Abstract

The purpose of this study was to determine whether preemptive thoracic epidural analgesia (TEA) initiated before surgical incision would reduce the severity of acute post-thoracotomy pain and the incidence of chronic post-thoracotomy pain. Meta-analysis of randomized controlled trials (RCTs). MEDLINE, the Cochrane Central Register of Controlled Trials (CENTRAL) and EMBASE were searched from 1966 to December 2004 for prospective RCTs published in all languages using the following MeSH terms: post-thoracotomy pain, epidural analgesia, chronic pain, and preemptive analgesia. All RCTs that compared thoracic epidural analgesia initiated before surgical incision (preemptive group) versus thoracic epidural analgesia initiated after completion of surgery (control group) in adult patients undergoing unilateral thoracotomy.
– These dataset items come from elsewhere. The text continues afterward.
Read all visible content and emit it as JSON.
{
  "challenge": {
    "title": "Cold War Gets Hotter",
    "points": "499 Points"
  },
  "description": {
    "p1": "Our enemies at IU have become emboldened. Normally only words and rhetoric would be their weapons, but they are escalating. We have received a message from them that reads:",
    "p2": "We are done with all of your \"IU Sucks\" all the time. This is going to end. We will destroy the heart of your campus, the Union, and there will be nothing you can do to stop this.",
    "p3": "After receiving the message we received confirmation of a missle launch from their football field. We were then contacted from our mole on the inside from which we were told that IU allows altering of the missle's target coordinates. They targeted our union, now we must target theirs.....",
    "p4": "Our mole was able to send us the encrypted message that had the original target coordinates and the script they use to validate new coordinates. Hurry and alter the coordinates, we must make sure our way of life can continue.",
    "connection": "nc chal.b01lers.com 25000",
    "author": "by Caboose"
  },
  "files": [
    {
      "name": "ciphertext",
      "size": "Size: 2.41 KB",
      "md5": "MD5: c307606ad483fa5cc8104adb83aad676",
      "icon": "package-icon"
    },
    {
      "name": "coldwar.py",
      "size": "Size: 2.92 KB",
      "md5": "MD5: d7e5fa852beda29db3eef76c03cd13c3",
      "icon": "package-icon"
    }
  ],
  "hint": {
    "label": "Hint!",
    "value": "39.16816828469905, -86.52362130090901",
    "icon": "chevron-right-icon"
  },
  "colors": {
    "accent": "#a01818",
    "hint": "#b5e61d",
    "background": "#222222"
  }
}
Three authors reviewed all citations and simultaneously extracted data on sample size, patient characteristics, surgical and analgesic interventions, methods of pain assessment, and pain scores at 24 hours, 48 hours, and 6 months postoperatively. Six studies were included with a total of 458 patients. Pooled analyses indicated that preemptive TEA was associated with a statistically significant reduction in the severity of acute pain on coughing at 24 and 48 hours (weighted mean difference -1.17 [95% confidence interval (CI) -1.50 to -0.83] and -1.08 [95% CI -1.17 to -0.99]), respectively. Acute pain was a good predictor of chronic pain. However, there was no statistically significant difference in the overall incidence of chronic pain at 6 months between the preemptive TEA group (39.6%) and the control group (48.6%). Preemptive TEA appeared to reduce the severity of acute pain but had no effect on the incidence of chronic pain.